Bild: dennizn / Shutterstock.com

Die US-Videokonferenz-App Zoom verfügt ab jetzt über eine Zwei-Faktor-Authentifizierung für alle User-Accounts. Anwender müssen sich nach der Aktivierung des Authentifizierungsprozesses mit einem einmaligen Code ausweisen.

Diese Maßnahme soll Sicherheitslücken verhindern, um vor allem die Praxis des "Zoombombings" zu bekämpfen, bei der Trolle unerlaubt in fremde Chats einbrechen.

Zusätzliche Sicherheitsebene

"Die Authentifizierung macht es für Administratoren und Organisationen leichter, Teilnehmer ihrer Konferenzen zu schützen. Die zwei Faktoren sorgen für eine zusätzliche Sicherheitsebene, die Angreifer aufhält, die ein Passwort erfahren oder Zugriff auf die Geräte von Usern erhalten haben", heißt es von Zoom.

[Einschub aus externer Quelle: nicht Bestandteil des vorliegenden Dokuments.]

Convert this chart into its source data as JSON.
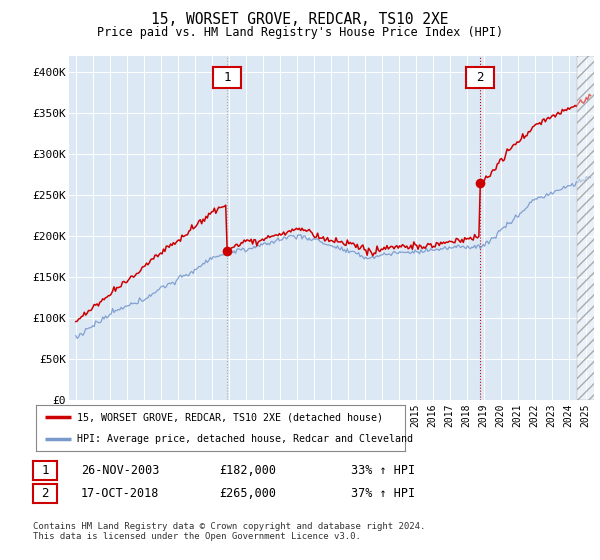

Anwender müssen bei der Identifizierung einen Code eingeben, den sie entweder per SMS, über einen Anruf, oder über eine Authentifizierungs-App wie beispielsweise "Google Authenticator" erhalten. Jeder spezifische Code kann nur einmalig verwendet werden und ist zeitlich begrenzt verfügbar. Administratoren können auch festlegen, welche Konferenzteilnehmer sich auf diese Art ausweisen müssen. Sie können zum Beispiel nur von Usern mit bestimmten Rollen im Video-Chat eine Authentifizierung verlangen.

Probleme bei Cybersecurity

Zoom erfreut sich in der Corona-Zeit massiver Popularität. Dennoch kämpft die Anwendung weiterhin mit Probleme bei der Cybersecurity. Die Zwei-Faktor-Authentifizierung soll Konferenzen ab jetzt sicherer machen.